Auf Grund der Übergangsbestimmung des § 375 Abs. 1 Z 74 GewO 1994

mit Ablauf des 31. Jänner 2004 außer Kraft getreten.

Schlußbestimmung

§ 11. (1) Gleichzeitig mit dem Inkrafttreten dieser Verordnung tritt die Verordnung des Bundesministers für Handel, Gewerbe und Industrie vom 12. Jänner 1981, BGBl. Nr. 164, über die Durchführung der Meisterprüfung für das Handwerk der Karosseriebauer (Karosseriebauer-Meisterprüfungsordnung) außer Kraft.

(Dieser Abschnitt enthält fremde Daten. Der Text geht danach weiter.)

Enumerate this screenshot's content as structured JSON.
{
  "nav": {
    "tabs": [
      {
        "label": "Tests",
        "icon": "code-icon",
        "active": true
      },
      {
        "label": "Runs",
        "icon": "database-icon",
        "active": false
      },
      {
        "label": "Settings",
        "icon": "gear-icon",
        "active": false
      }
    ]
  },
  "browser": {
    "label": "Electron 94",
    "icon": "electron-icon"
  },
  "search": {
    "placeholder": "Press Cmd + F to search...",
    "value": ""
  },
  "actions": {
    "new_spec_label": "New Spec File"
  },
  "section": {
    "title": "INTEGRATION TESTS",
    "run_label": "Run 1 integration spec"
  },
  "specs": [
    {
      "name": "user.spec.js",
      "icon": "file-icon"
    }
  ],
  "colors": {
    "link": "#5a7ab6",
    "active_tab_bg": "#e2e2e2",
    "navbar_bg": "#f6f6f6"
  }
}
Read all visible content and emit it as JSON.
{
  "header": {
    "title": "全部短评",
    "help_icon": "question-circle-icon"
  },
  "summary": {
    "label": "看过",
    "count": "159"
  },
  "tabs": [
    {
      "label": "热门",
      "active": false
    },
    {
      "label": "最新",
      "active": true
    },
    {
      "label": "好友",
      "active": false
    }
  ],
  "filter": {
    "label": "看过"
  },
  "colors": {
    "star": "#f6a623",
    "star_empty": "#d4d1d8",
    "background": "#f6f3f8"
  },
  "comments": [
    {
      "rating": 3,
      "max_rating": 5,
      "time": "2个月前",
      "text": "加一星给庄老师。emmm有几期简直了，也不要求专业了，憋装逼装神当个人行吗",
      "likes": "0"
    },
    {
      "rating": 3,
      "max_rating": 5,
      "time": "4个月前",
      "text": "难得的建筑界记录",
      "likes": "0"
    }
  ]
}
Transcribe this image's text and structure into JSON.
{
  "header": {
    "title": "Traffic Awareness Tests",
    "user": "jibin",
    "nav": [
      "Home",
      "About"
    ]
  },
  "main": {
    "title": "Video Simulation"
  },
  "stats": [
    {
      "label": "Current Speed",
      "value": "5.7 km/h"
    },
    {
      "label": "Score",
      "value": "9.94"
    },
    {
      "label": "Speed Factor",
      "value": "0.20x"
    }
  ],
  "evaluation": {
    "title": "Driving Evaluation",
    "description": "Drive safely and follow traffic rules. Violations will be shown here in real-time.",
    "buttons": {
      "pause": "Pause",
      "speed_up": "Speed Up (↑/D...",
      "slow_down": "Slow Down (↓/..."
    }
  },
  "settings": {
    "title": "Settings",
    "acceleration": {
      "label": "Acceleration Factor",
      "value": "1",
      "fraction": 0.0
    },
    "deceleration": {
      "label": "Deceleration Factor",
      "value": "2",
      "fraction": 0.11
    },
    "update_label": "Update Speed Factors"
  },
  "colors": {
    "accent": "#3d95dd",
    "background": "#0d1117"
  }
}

(2) Zeugnisse über erfolgreich abgelegte Meisterprüfungen im Handwerk der Karosseriebauer, der Lackierer und der Spengler, die vor dem Inkrafttreten dieser Verordnung erworben wurden, gelten als Zeugnisse über die erfolgreich abgelegte Meisterprüfung im Handwerk der Karosseriebauer einschließlich Karosseriespengler und Karosserielackierer.